Family farmers fond of Ford

From our March 2013 issue

Fordson tractor swathing with a homemade 10-foot swather built from an 8-foot binder.

By Art Klassen – Portage la Prairie, Man.

A photo of a Fordson tractor in The Senior Paper reminded me of our Fordson tractors. In the early 1920s, my parents were living with their parents in Russia. Russia was having many problems due to war. One of them was lack of food in their own country.

There was a crop in the field, but all their horses were being used for war purposes. The crop couldn’t be harvested beacuse they had no tractors. In the United States, relatives of the starving Mennonites were sending relief parcels to Russia to feed the starving families. This was the start of the Mennonite Central Committee (MCC) Relief Fund.
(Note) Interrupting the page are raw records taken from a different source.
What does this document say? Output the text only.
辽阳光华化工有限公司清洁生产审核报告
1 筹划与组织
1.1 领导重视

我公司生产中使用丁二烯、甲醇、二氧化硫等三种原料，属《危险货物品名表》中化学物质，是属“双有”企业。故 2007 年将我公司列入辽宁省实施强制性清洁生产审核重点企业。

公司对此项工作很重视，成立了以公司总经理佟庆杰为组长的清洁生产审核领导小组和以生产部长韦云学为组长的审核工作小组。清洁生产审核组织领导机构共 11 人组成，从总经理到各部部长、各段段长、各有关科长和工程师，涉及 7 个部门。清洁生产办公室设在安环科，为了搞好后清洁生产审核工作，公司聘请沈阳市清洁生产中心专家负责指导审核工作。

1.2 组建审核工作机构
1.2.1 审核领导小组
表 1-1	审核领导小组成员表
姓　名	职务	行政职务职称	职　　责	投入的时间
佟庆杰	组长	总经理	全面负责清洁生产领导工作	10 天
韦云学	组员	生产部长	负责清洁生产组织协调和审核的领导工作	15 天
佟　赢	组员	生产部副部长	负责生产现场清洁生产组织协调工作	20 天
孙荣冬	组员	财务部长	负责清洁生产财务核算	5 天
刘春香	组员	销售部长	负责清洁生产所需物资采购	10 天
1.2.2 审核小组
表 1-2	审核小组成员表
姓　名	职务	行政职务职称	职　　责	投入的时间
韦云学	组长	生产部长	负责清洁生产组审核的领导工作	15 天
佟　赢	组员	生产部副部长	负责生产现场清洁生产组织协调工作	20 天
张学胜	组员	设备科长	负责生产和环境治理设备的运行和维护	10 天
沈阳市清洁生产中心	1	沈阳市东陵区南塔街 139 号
A delegation was sent to Russia to gather information. The members decided that small tractors to replace the lack of horses would be helpful. Russia could harvest their crops and feed their starving people.

Back in the U.S., Henry Ford was contacted and asked if he could supply the MCC with a number of his little Fordson tractors for delivery to Russia. The answer came back that 90 of those tractors would be donated to MCC to help with the harvesting.

Gift was a godsend

This first private gift by Henry Ford of those tractors was a godsend. One of these tractors came to the village of Spat, where my folks lived. My dad and his brothers, as young men, helped to operate this tractor around the clock pulling a binder to help harvest the crop.

In 1925, my parents came to Canada. They got married and moved to Manitoba to farm. During that time, dad purchased an older Fordson tractor also and we used it to pull a rebuilt binder-swather too.

We purchased Ford’s new 8N tractors in 1948. It still resembled those first old Fordsons and it served very well until retirement. Ford tractors served two full generations of our family over some 90 years.

As a family, we also grew up with the Model-A Ford two-door 1929 family coupe car. In my lifetime of 84 years which also included ownership of a school bus fleet, there have been numerous Fords also that have served well.